6. A fluid machine according to claim 3, wherein,

the sliding block (40) is provided with a pressing surface (42) facing the end part of the limiting channel (31), the pressing surface (42) is used as the head part of the sliding block (40), and the pressing surface (42) faces the variable volume cavity (311);

the extrusion surface (42) is a cambered surface, a sealing distance M is arranged between the top end of the cambered surface and the hole wall surface of the central hole (32), and the sealing distance M periodically changes along with the sliding of the sliding block (40) in the limiting channel (31).

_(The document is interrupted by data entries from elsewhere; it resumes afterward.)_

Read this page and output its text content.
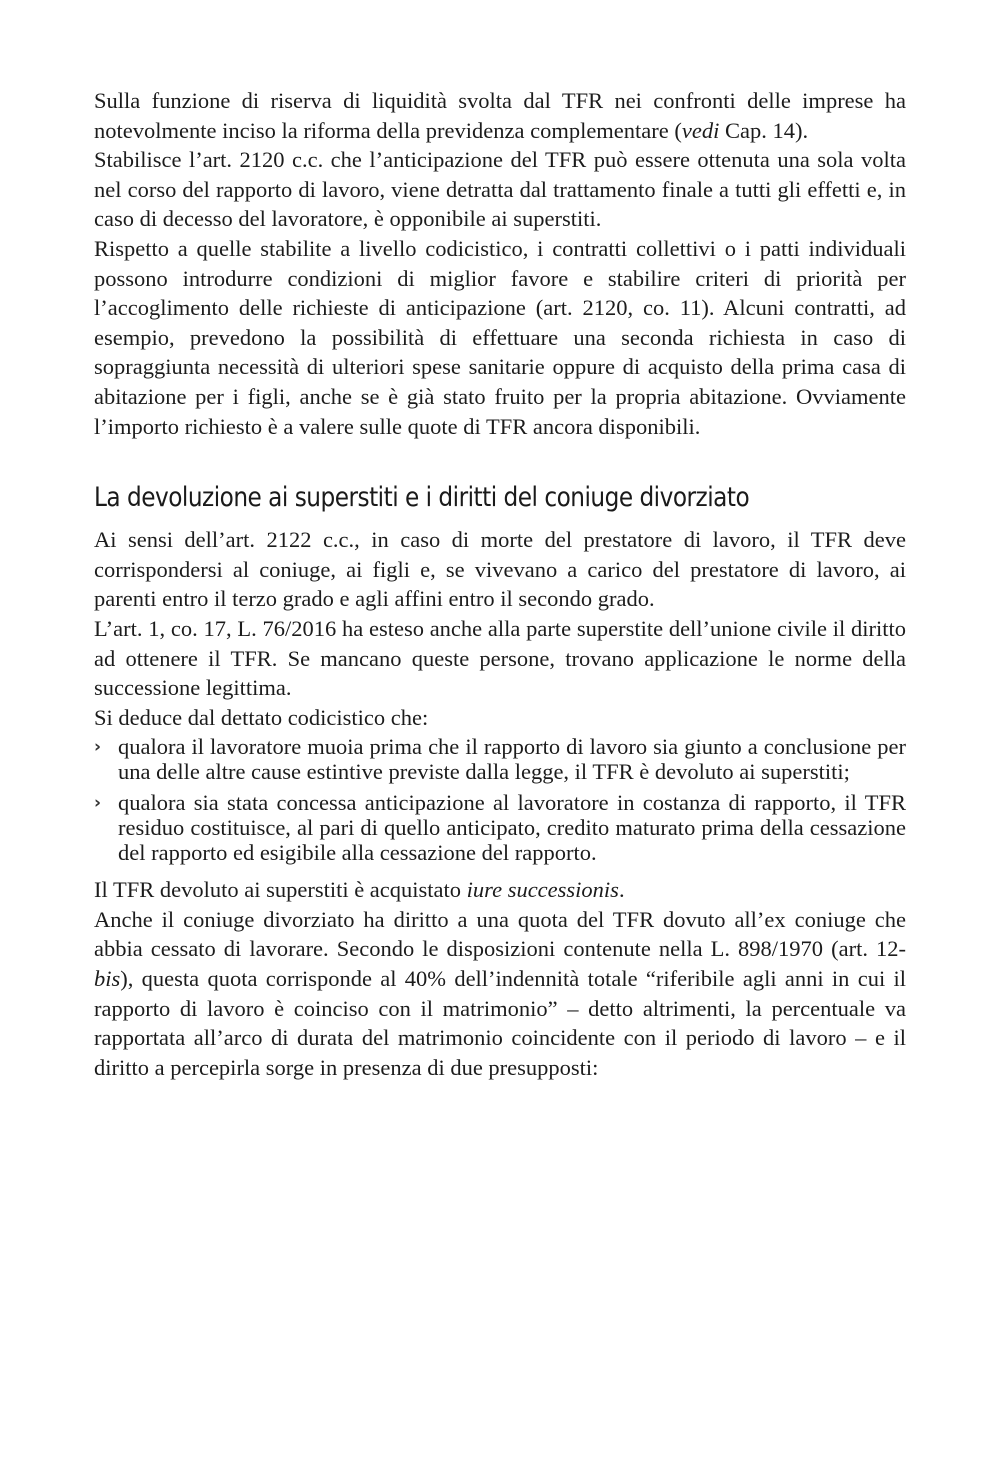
Sulla funzione di riserva di liquidità svolta dal TFR nei confronti delle imprese ha notevolmente inciso la riforma della previdenza complementare (vedi Cap. 14).

Stabilisce l’art. 2120 c.c. che l’anticipazione del TFR può essere ottenuta una sola volta nel corso del rapporto di lavoro, viene detratta dal trattamento finale a tutti gli effetti e, in caso di decesso del lavoratore, è opponibile ai superstiti.

Rispetto a quelle stabilite a livello codicistico, i contratti collettivi o i patti individuali possono introdurre condizioni di miglior favore e stabilire criteri di priorità per l’accoglimento delle richieste di anticipazione (art. 2120, co. 11). Alcuni contratti, ad esempio, prevedono la possibilità di effettuare una seconda richiesta in caso di sopraggiunta necessità di ulteriori spese sanitarie oppure di acquisto della prima casa di abitazione per i figli, anche se è già stato fruito per la propria abitazione. Ovviamente l’importo richiesto è a valere sulle quote di TFR ancora disponibili.

La devoluzione ai superstiti e i diritti del coniuge divorziato

Ai sensi dell’art. 2122 c.c., in caso di morte del prestatore di lavoro, il TFR deve corrispondersi al coniuge, ai figli e, se vivevano a carico del prestatore di lavoro, ai parenti entro il terzo grado e agli affini entro il secondo grado.

L’art. 1, co. 17, L. 76/2016 ha esteso anche alla parte superstite dell’unione civile il diritto ad ottenere il TFR. Se mancano queste persone, trovano applicazione le norme della successione legittima.

Si deduce dal dettato codicistico che:

› qualora il lavoratore muoia prima che il rapporto di lavoro sia giunto a conclusione per una delle altre cause estintive previste dalla legge, il TFR è devoluto ai superstiti;
› qualora sia stata concessa anticipazione al lavoratore in costanza di rapporto, il TFR residuo costituisce, al pari di quello anticipato, credito maturato prima della cessazione del rapporto ed esigibile alla cessazione del rapporto.

Il TFR devoluto ai superstiti è acquistato iure successionis.

Anche il coniuge divorziato ha diritto a una quota del TFR dovuto all’ex coniuge che abbia cessato di lavorare. Secondo le disposizioni contenute nella L. 898/1970 (art. 12-bis), questa quota corrisponde al 40% dell’indennità totale “riferibile agli anni in cui il rapporto di lavoro è coinciso con il matrimonio” – detto altrimenti, la percentuale va rapportata all’arco di durata del matrimonio coincidente con il periodo di lavoro – e il diritto a percepirla sorge in presenza di due presupposti:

7. The fluid machine of claim 6, wherein the seal distance M has a minimum seal distance M _{Minimum of} The minimum sealing distance M _{Minimum of} The range of (2) is 1-6 mm.

8. The fluid machine of claim 7, wherein the minimum seal distance M _{Minimum of} The range of (2) to (4) mm.

9. The fluid machine of claim 6, wherein the seal distance M has a minimum seal distance M _{Minimum of} The outer circle diameter d of the cross groove structure (30) _Groove(s) Hole diameter D of the center hole (32) _{Limiting the limit} The eccentric amount e of the eccentric part (11) satisfies: d, d _Groove(s) ＝D _{Limiting the limit} +8e+2M _{Minimum of} 。

10. The fluid machine according to claim 1, characterized in that the eccentric portion (11) is cylindrical, the proximal end of the eccentric portion (11) protruding from the outer circumference of the shaft body portion (12) of the crankshaft (10).

11. The fluid machine according to claim 10, characterized in that the protrusion T of the proximal end of the eccentric portion (11) satisfies: t > 0.

12. The fluid machine according to claim 11, characterized in that the protrusion T of the proximal end of the eccentric portion (11) ranges from 0.1 to 2mm.

13. The fluid machine according to claim 10, characterized in that the protrusion T of the proximal end of the eccentric portion (11), the diameter d of the eccentric portion (11) _{Offset of deflection} Diameter d of the shaft body part (12) _Shaft The eccentric amount e of the eccentric part (11) satisfies: d, d _{Offset of deflection} ＝d _Shaft +2e+2T。

14. The fluid machine according to any one of claims 1 to 13, characterized in that the two eccentric portions (11) have a phase difference of a first angle a, the eccentric amounts of the two eccentric portions (11) are equal, and the two limiting channels (31) have a phase difference of a second angle B in the extending direction, wherein the first angle a is twice the second angle B.

15. A heat exchange device comprising a fluid machine, characterized in that the fluid machine is a fluid machine according to any one of claims 1 to 14.